А вечером Иналук, Калой и их друзья снова исчезли из Эги-аула, распустив слух, что едут на туров…
Все знали: охота на туров нелегкая. За день не обернешься…
До самого снега ездили Калой и его друзья на «охоту». Убитых туров не ели. Но у братьев появились две коровы, а у тех горцев, у которых был сгублен посев, — зерно на зиму.
И беззубого старика цоринца Калой не забыл, сдержал слово, купил и ему хлеба.
В станице Фельдмаршальской, что по плану покорителей Кавказа замыкала в Ассиновском ущелье горных ингушей, в одну из темных ноябрьских ночей вспыхнул пожар. Горела усадьба того самого хозяина, который потравил кукурузу. Одни считали, что это Божья кара, другие — что это дело рук разоренных им ингушей. Кто из них был прав, оставалось тайной, но только с того времени двор Чаборза ночью стали охранять три кудлатые овчарки, которых на день работник спускал в темные ямы, где они не видели ни света, ни людей.
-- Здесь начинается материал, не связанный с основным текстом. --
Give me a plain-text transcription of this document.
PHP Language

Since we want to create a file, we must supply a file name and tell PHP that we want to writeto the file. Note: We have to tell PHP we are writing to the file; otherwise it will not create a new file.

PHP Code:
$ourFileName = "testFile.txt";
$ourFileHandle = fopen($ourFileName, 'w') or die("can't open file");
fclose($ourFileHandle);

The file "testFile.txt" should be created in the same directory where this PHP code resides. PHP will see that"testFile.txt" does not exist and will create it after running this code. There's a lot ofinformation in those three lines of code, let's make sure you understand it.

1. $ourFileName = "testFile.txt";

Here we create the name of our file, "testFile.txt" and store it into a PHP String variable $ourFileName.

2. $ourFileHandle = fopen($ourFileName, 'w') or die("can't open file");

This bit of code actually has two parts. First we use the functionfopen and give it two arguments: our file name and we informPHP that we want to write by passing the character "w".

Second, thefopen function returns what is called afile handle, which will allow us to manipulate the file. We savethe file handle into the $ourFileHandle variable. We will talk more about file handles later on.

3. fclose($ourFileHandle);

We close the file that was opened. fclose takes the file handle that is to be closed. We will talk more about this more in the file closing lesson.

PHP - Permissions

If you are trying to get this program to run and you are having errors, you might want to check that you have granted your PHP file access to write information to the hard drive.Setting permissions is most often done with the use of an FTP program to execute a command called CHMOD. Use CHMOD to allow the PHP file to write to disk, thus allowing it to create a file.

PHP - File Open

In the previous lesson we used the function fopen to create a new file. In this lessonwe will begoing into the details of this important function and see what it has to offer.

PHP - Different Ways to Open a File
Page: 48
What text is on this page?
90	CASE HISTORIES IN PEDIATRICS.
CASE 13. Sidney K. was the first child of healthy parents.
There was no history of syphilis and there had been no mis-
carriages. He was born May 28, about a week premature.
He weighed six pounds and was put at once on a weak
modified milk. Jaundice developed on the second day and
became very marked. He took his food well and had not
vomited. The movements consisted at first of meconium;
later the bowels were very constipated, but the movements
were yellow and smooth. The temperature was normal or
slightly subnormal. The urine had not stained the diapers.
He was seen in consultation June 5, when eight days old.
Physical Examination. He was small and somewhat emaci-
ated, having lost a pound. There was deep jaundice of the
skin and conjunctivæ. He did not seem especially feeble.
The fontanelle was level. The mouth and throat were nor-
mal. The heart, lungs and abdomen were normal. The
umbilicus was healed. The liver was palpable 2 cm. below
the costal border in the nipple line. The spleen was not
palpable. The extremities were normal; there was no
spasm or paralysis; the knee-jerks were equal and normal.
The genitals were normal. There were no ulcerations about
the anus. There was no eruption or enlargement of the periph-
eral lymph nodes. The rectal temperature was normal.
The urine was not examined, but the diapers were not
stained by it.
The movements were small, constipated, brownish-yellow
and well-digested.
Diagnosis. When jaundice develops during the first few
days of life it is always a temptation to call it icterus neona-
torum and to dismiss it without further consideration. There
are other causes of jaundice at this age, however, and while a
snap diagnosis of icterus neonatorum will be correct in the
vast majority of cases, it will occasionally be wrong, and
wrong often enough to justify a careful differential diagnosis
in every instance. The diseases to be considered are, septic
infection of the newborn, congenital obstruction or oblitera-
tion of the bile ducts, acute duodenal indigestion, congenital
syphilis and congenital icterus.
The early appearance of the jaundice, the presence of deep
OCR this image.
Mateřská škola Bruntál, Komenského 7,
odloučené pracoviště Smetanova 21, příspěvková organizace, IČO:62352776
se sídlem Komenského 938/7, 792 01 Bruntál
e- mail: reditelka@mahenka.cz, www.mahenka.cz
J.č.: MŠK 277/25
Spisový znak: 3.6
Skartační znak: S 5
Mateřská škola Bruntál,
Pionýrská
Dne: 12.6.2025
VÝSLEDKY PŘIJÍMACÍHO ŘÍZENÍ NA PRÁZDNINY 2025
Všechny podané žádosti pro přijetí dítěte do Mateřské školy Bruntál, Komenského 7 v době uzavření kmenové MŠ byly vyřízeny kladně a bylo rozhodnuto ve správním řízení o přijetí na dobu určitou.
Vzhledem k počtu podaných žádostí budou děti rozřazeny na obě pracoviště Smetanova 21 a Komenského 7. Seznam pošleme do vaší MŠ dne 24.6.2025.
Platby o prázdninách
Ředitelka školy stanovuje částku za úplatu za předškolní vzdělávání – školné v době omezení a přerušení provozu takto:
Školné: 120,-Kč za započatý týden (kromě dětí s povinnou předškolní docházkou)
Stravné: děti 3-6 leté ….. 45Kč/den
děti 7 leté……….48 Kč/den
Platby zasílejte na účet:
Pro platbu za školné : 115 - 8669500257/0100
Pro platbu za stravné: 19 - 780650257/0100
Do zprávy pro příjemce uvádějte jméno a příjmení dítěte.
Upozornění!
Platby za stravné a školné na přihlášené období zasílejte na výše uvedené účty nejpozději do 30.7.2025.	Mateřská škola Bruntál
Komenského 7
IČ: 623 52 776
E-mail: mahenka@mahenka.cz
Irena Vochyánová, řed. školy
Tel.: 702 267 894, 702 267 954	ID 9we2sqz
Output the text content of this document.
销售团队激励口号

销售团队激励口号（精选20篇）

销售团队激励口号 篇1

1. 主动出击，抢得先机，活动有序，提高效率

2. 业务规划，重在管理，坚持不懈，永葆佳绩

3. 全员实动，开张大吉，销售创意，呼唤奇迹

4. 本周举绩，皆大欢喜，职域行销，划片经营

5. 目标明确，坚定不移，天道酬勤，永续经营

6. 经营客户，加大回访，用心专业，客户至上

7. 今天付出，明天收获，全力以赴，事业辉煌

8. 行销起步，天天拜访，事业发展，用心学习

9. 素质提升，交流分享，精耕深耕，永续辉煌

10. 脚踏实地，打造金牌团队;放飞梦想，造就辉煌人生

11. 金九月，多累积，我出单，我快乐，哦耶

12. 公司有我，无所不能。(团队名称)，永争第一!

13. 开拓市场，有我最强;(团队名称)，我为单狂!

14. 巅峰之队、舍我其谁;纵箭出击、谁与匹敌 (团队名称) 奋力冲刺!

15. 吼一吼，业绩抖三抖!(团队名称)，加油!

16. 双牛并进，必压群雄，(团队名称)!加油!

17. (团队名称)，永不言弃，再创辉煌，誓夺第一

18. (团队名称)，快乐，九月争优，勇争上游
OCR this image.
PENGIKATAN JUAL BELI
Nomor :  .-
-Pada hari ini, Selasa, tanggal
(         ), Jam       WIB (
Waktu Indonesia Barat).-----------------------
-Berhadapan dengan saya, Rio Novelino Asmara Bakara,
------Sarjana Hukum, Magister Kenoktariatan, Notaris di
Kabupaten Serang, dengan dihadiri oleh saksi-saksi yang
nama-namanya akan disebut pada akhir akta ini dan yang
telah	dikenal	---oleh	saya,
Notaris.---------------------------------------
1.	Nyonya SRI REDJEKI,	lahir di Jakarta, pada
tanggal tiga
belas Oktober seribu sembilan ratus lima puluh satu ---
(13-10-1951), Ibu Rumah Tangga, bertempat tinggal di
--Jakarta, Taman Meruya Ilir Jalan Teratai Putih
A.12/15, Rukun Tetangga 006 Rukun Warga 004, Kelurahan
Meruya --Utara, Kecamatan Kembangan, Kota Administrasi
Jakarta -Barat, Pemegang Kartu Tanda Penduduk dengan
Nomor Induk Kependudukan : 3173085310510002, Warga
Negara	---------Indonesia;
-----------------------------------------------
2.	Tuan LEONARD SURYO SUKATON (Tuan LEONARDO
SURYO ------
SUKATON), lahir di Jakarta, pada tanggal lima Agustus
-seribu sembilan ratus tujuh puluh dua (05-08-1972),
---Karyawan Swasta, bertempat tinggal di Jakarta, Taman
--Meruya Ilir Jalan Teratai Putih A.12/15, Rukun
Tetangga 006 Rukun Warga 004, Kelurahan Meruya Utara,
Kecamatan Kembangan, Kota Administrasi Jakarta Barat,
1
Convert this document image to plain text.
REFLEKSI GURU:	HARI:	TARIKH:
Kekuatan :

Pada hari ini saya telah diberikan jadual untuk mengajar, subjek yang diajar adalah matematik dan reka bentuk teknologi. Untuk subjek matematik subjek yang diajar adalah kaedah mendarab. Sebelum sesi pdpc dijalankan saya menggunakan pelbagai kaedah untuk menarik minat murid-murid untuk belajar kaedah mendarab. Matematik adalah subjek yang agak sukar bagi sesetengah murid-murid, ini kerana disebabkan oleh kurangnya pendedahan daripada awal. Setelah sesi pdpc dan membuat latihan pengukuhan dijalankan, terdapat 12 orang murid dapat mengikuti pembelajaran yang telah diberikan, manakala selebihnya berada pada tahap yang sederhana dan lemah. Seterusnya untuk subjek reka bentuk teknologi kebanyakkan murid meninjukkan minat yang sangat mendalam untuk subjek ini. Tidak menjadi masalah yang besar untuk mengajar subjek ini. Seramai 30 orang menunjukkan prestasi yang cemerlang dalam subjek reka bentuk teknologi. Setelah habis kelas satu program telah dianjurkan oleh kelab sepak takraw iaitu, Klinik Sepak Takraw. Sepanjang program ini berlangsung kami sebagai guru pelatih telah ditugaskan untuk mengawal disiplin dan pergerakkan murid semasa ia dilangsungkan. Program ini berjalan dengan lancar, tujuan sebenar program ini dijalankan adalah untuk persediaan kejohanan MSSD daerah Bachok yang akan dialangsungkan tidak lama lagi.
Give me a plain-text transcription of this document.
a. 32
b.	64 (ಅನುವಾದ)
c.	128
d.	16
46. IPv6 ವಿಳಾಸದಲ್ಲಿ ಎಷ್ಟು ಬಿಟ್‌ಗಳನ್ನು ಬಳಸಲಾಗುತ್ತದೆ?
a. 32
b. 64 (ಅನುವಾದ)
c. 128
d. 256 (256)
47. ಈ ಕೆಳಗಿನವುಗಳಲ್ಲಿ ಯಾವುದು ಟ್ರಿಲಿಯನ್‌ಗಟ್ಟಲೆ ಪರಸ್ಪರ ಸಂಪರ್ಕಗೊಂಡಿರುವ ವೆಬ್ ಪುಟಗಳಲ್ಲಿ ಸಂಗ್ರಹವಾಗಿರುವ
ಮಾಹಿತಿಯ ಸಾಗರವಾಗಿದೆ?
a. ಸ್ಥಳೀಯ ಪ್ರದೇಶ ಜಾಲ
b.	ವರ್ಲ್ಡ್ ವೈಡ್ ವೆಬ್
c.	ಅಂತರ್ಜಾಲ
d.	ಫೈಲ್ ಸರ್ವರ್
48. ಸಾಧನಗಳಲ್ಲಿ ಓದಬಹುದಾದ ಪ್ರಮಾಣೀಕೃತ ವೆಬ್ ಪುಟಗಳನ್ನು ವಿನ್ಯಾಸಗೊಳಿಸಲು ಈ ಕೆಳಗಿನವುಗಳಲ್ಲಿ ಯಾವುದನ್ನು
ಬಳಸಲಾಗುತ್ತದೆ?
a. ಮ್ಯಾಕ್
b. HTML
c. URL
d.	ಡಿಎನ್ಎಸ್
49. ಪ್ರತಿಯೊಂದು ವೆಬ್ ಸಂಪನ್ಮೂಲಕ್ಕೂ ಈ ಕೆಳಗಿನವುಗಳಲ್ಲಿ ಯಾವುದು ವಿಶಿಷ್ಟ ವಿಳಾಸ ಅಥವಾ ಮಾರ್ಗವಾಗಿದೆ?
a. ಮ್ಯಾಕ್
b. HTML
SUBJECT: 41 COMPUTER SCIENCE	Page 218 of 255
В эту же осень ночью по поселку Назрань проезжала арба с сапеткой. Она остановилась против магазина с вывеской «Братья Гойтемировы». Возница спросил у сторожа, как проехать к одному из местных жителей, и назвал имя сторожа. Тот ответил, что это он. Но так как проезжий оказался глухим, сторожу пришлось подойти к арбе. Глухой спрыгнул на землю, и, назвав сторожа дорогим дядей, обнял его и… положил в арбу. Арба тронулась. Двое скрывавшихся в сапетке, засунули сторожу в рот тряпку и связали его по рукам и ногам. Арба подъехала к магазину с задней стороны, злоумышленники перенесли сторожа в магазин, а из магазина вынесли мануфактуру, чай, сахар и другие товары.
Утром сторож уверял, что подозвал и обнял его сам сатана, потому что сила в нем была нечеловеческая.
В это время во владикавказских газетах все чаще стали появляться сообщения об усилившихся в Терской области разбоях и грабежах. Самые дерзкие налеты связывали с именем знаменитого чеченского абрека Залимхана. Много, наверно, смогли бы рассказать и Калой с его друзьями. Однако в горном участке, где он жил, все было спокойно, и его никто по-настоящему не преследовал.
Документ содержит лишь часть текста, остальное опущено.